Zollitsch auf Katholikentag: „Den ersten Schritt wagen“
Für den Aufbruch „zu einer menschlicheren, gerechteren und friedlicheren Welt“ hat
Erzbischof Robert Zollitsch zum Auftakt des Mannheimer Katholikentages geworben. „Wir
spüren: unser Lebensstil ist nicht zukunftsfähig. So kann es nicht weitergehen.“ Das
sagte der Vorsitzende der Deutschen Bischofskonferenz in einer Predigt beim Eröffnungsgottesdienst
des Katholikentags am Donnerstag. Allein mit dem immer neuen Ruf nach Wirtschaftswachstum
könnten die „Strukturen weltweiter Ungerechtigkeit“ nicht aufgebrochen werden, so
der Freiburger Erzbischof. Wörtlich meinte er: „Wir diskutieren und sagen, was man
ändern sollte. Und doch ist es schwierig, selbst aufzubrechen, den eigenen Lebensstil
zu ändern, damit sich für andere etwas ändert.“
„Den ersten Schritt
wagen“ Um die Zukunft von Kindern und Jugendlichen nicht zu verbauen, sei
es wichtig, einen neuen Aufbruch zu wagen: „Nicht zögerlich zurückschauen und erstarren
in der guten Erinnerung an das, was war, oder in der Angst und Enge vor dem, was kommen
könnte, sondern den ersten Schritt wagen. Die Gegenwart ist die Geburtsstunde der
Zukunft!“ Erzbischof Zollitsch rief die Teilnehmer des Katholikentages dazu auf, in
der Kirche mitzumachen und einander im Glauben zu stärken. Er sagte wörtlich: „Wir
sind das Gesicht der Kirche.
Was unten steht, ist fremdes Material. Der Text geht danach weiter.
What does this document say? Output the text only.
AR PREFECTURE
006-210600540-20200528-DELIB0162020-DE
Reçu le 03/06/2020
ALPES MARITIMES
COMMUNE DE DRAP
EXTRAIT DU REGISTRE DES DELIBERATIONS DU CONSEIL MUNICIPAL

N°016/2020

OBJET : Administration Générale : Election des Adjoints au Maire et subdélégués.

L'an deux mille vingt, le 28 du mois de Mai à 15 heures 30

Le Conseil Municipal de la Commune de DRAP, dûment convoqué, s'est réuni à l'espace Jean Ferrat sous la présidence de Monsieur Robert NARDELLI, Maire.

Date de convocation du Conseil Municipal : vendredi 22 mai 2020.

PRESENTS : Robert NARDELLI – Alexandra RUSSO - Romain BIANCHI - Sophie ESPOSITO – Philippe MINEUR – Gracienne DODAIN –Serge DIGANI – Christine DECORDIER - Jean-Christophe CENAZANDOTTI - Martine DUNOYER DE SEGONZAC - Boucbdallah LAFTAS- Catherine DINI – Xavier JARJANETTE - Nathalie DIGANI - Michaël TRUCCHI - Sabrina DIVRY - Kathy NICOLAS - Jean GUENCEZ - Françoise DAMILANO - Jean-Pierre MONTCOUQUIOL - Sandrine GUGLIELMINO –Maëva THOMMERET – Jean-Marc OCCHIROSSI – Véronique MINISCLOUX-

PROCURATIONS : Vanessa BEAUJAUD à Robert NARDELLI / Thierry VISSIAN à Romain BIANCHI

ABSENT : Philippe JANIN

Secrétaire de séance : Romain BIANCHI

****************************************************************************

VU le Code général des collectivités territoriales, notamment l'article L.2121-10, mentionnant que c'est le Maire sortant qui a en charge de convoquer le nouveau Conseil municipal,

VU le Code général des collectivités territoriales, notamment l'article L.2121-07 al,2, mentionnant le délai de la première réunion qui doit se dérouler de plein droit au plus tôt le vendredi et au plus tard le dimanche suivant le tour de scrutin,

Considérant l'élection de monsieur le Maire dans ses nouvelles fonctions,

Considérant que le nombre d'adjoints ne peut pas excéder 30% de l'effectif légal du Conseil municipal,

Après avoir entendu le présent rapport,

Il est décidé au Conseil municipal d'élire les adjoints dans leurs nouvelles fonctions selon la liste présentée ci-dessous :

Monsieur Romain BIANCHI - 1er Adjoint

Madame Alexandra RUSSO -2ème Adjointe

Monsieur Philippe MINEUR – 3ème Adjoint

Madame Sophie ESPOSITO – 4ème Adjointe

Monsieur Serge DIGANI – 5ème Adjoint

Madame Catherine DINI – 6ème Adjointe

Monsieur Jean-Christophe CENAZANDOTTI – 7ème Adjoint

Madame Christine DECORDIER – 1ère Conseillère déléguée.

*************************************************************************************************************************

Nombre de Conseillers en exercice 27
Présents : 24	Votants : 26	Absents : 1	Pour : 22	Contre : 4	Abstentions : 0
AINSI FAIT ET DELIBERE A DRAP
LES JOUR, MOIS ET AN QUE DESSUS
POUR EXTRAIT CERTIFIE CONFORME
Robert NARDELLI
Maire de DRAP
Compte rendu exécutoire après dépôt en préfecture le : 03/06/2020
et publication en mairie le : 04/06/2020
Wer, wenn nicht wir, können den Glauben in unserer Gesellschaft,
in unserer Zeit, in unserer Welt bezeugen! Verstecken wir uns nicht aus der Angst
heraus, anderen könnte das nicht gefallen!“
Begonnen hatte der 98. Deutsche
Katholikentag schon am Mittwochabend mit einer Auftaktveranstaltung am Marktplatz
und einem Fest in der Innenstadt. Dabei äußerte der Präsident des Zentralkomitees
der deutschen Katholiken, Alois Glück, die Hoffnung, dass sich die Katholiken in Deutschland
künftig „wieder verstärkt engagieren“. Mit Blick auf den innerkirchlichen Dialogprozess,
für den der Katholikentag eine wichtige Etappe darstellt, meinte Glück: „Wir wollen
den partnerschaftlichen Dialog, nicht die Konfrontation.“ Das Christentreffen steht
unter dem Motto „Einen neuen Aufbruch wagen“. Rund 33.000 Dauerteilnehmer haben sich
angemeldet. Zu den 1.200 Veranstaltungen werden bis Sonntag weitere 30.000 Tagesgäste
erwartet. Auch Bundespräsident Joachim Gauck und Kanzlerin Angela Merkel (CDU) wollen
kommen. An diesem Donnerstag hat der Katholikentag mit seiner inhaltlichen Arbeit
angefangen.
„Alles kaputt“ Der Apostolische Nuntius in Deutschland,
Erzbischof Jean-Claude Périsset, hat zum Auftakt des Katholikentags vor Streit in
der Kirche gewarnt. Ein solcher Unfriede mache „alles kaputt“ und „wäre der Beginn
einer Revolution“. Das sagte Périsset am Mittwochabend im Mannheimer Schloss. Er sprach
bei einem Empfang der Konrad-Adenauer-Stiftung. Périsset erklärte, das Motto des Katholikentags
„Einen neuen Aufbruch wagen“ müsse theologisch verstanden werden. Es müsse ein Aufbruch
im Glauben sein. Hilfreich dabei seien die Reden des Papstes, die er im vergangenen
Jahr in Deutschland gehalten habe, so der Apostolische Nuntius. Er mahnte insbesondere
die Politik, auf Grundlage der katholischen Soziallehre zu wirken. Es sei dringend
notwendig, die päpstlichen Papiere hierzu genauer zu studieren.